From The Editor | October 29, 2018

Getting Serious About Lead Service Line Replacement

Pete Antoniewicz

By Pete Antoniewicz

It has been 32 years since the amended Safe Drinking Water Act (SDWA) banned the installation of lead pipes in water systems nationwide. Unfortunately, that decision has not yet translated into action for every lead service line (LSL) installed before that point. Fortunately, someone has done a lot of legwork toward getting a handle on that process. Here is a preview of the help they have to offer.

Identifying The Scope Of The Problem

As much as has been learned about the effects of lead in drinking water as a result of the Flint, MI water crisis, progress toward eliminating the causes has been slow — in part relating to delays in the U.S. EPA finalizing long-term revisions to the Lead and Copper Rule (LCR).
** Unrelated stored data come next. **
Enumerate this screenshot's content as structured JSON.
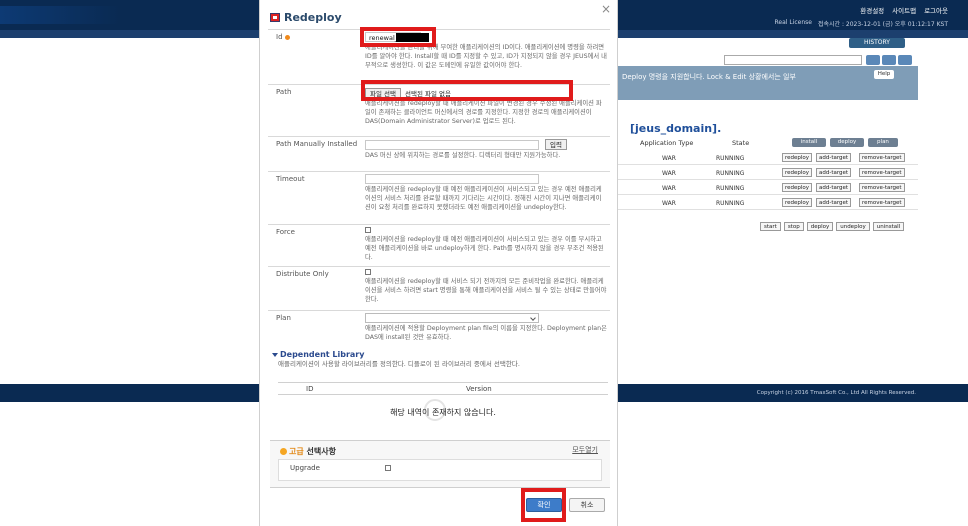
{
  "background": {
    "top_links": [
      "환경설정",
      "사이트맵",
      "로그아웃"
    ],
    "license": "Real License",
    "access_time": "접속시간 : 2023-12-01 (금) 오후 01:12:17 KST",
    "history_label": "HISTORY",
    "banner_text": "Deploy 명령을 지원합니다. Lock & Edit 상황에서는 일부",
    "help_label": "Help",
    "domain_title": "[jeus_domain].",
    "col_app_type": "Application Type",
    "col_state": "State",
    "head_buttons": [
      "install",
      "deploy",
      "plan"
    ],
    "rows": [
      {
        "type": "WAR",
        "state": "RUNNING"
      },
      {
        "type": "WAR",
        "state": "RUNNING"
      },
      {
        "type": "WAR",
        "state": "RUNNING"
      },
      {
        "type": "WAR",
        "state": "RUNNING"
      }
    ],
    "row_buttons": [
      "redeploy",
      "add-target",
      "remove-target"
    ],
    "actions": [
      "start",
      "stop",
      "deploy",
      "undeploy",
      "uninstall"
    ],
    "copyright": "Copyright (c) 2016 TmaxSoft Co., Ltd All Rights Reserved."
  },
  "modal": {
    "title": "Redeploy",
    "close": "×",
    "id": {
      "label": "Id",
      "value": "renewal_",
      "desc": "애플리케이션을 관리를 위해 부여한 애플리케이션의 ID이다. 애플리케이션에 명령을 하려면 ID를 알아야 한다. Install할 때 ID를 지정할 수 있고, ID가 지정되지 않을 경우 JEUS에서 내부적으로 생성한다. 이 값은 도메인에 유일한 값이어야 한다."
    },
    "path": {
      "label": "Path",
      "file_button": "파일 선택",
      "file_status": "선택된 파일 없음",
      "desc": "애플리케이션을 redeploy할 때 애플리케이션 파일이 변경된 경우 수정된 애플리케이션 파일이 존재하는 클라이언트 머신에서의 경로를 지정한다. 지정한 경로의 애플리케이션이 DAS(Domain Administrator Server)로 업로드 된다."
    },
    "path_manual": {
      "label": "Path Manually Installed",
      "button": "입력",
      "desc": "DAS 머신 상에 위치하는 경로를 설정한다. 디렉터리 형태만 지원가능하다."
    },
    "timeout": {
      "label": "Timeout",
      "desc": "애플리케이션을 redeploy할 때 예전 애플리케이션이 서비스되고 있는 경우 예전 애플리케이션의 서비스 처리를 완료할 때까지 기다리는 시간이다. 정해진 시간이 지나면 애플리케이션이 요청 처리를 완료하지 못했더라도 예전 애플리케이션을 undeploy한다."
    },
    "force": {
      "label": "Force",
      "desc": "애플리케이션을 redeploy할 때 예전 애플리케이션이 서비스되고 있는 경우 이를 무시하고 예전 애플리케이션을 바로 undeploy하게 한다. Path를 명시하지 않을 경우 무조건 적용된다."
    },
    "distribute_only": {
      "label": "Distribute Only",
      "desc": "애플리케이션을 redeploy할 때 서비스 되기 전까지의 모든 준비작업을 완료한다. 애플리케이션을 서비스 하려면 start 명령을 통해 애플리케이션을 서비스 될 수 있는 상태로 만들어야 한다."
    },
    "plan": {
      "label": "Plan",
      "desc": "애플리케이션에 적용할 Deployment plan file의 이름을 지정한다. Deployment plan은 DAS에 install된 것만 유효하다."
    },
    "library": {
      "title": "Dependent Library",
      "desc": "애플리케이션이 사용할 라이브러리를 정의한다. 디플로이 된 라이브러리 중에서 선택한다.",
      "col_id": "ID",
      "col_version": "Version",
      "empty": "해당 내역이 존재하지 않습니다."
    },
    "advanced": {
      "title_accent": "고급",
      "title_rest": " 선택사항",
      "expand": "모두열기",
      "upgrade_label": "Upgrade"
    },
    "confirm": "확인",
    "cancel": "취소"
  },
  "colors": {
    "nav_bg": "#0a2a52",
    "highlight": "#e01b1b",
    "confirm": "#3d7cc9"
  }
}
Complying with the requirements of the LCR, however, is just a first step toward dealing with the problem. This executive report on the contribution of service lines and plumbing fixtures to lead and copper compliance issues concludes: “Corrosion control treatment is likely still the best and most cost-effective way to comply with the requirements of the LCR. However, the consumer’s portion of the lead service line, which is beyond the jurisdiction of local water utilities, remains an important unresolved source of lead. The most effective way to reduce the total mass of lead measured at the tap is to replace the entire lead service line, followed by replacement of lead sources in the premise piping, the faucet, and then the meter.”

Industry groups have picked up the ball, but much remains to be done to get it across the goal line. It has been two years without a final determination since the last EPA white paper. Fortunately, other influences in the water industry are moving forward.

The Environmental Defense Fund has identified a number of U.S. cities that have made concerted efforts to document the locations of lead service lines. This interactive map of Pittsburgh is one example. The Lead Service Line Replacement (LSLR) Collaborative has devoted an entire website to the issue, offering numerous insights about the problem and links to resources needed to fight it.

It’s Easier To Follow A Blazed Path

The LSLR Collaborative is dedicated to speeding up the process of voluntary lead service line replacement. It is a mutual effort among more than two dozen utility, health, environmental, consumer, and governmental organizations. This includes industry-respected groups such as the American Water Works Association (AWWA), RESOLVE, the Association of Metropolitan Water Agencies (AMWA), Clean Water Action, Children’s Environmental Health Network (CEHN), the Environmental Defense Fund (EDF), the National Rural Water Association (NRWA), and the Rural Community Assistance Partnership (RCAP).

Here is a cross-section of the resources the Collaborative has to offer:

  • A Roadmap For The Journey. Wherever a utility is along its journey toward lead-free water, the LSLR offers many types of help — from taking the first steps, through legal concerns, to developing a plan, to funding the process.
  • Taking An LSL Inventory. There is no doubt that the task can be daunting, especially in older, larger cities with old plumbing networks and inconsistent or non-existent historic records. This link includes ideas of where to start, what types of resources can be helpful in getting started, how to identify specific service line materials, and how to collect and integrate data into ongoing utility activities.
  • Webinar Series. The LSLR website also includes a variety of webinars designed to help utilities deal with specific aspects of the problem:
    • An Overview Of Tools And Information
    • Developing An Inventory of LSLs
    • Protecting The Public
    • How To Leverage Funding
  • Other Educational Resources. The LSLR Collaborative website also offers multiple informative links: FAQs, research information, replacement plan development, and more.

Of Course, It Takes Money

As with so many other infrastructure replacement tasks, the risks are typically well identified but the funding solutions are not. Fortunately, the LSLR website includes a guidance document that covers multiple approaches to funding. That document also links to specific federal funding resources for LSL replacement available through:

  • EPA Drinking Water State Revolving Loan Fund (DWSRF)
  • EPA Water Infrastructure Finance and Innovation Act (WIFIA)
  • USDA Rural Development Funding

When investigating those resources, be sure to review the specific criteria for each source, which can vary in terms of eligibility, funding priorities, application requirements, and the availability of principal forgiveness. Various state and local community and utility funding programs are also available.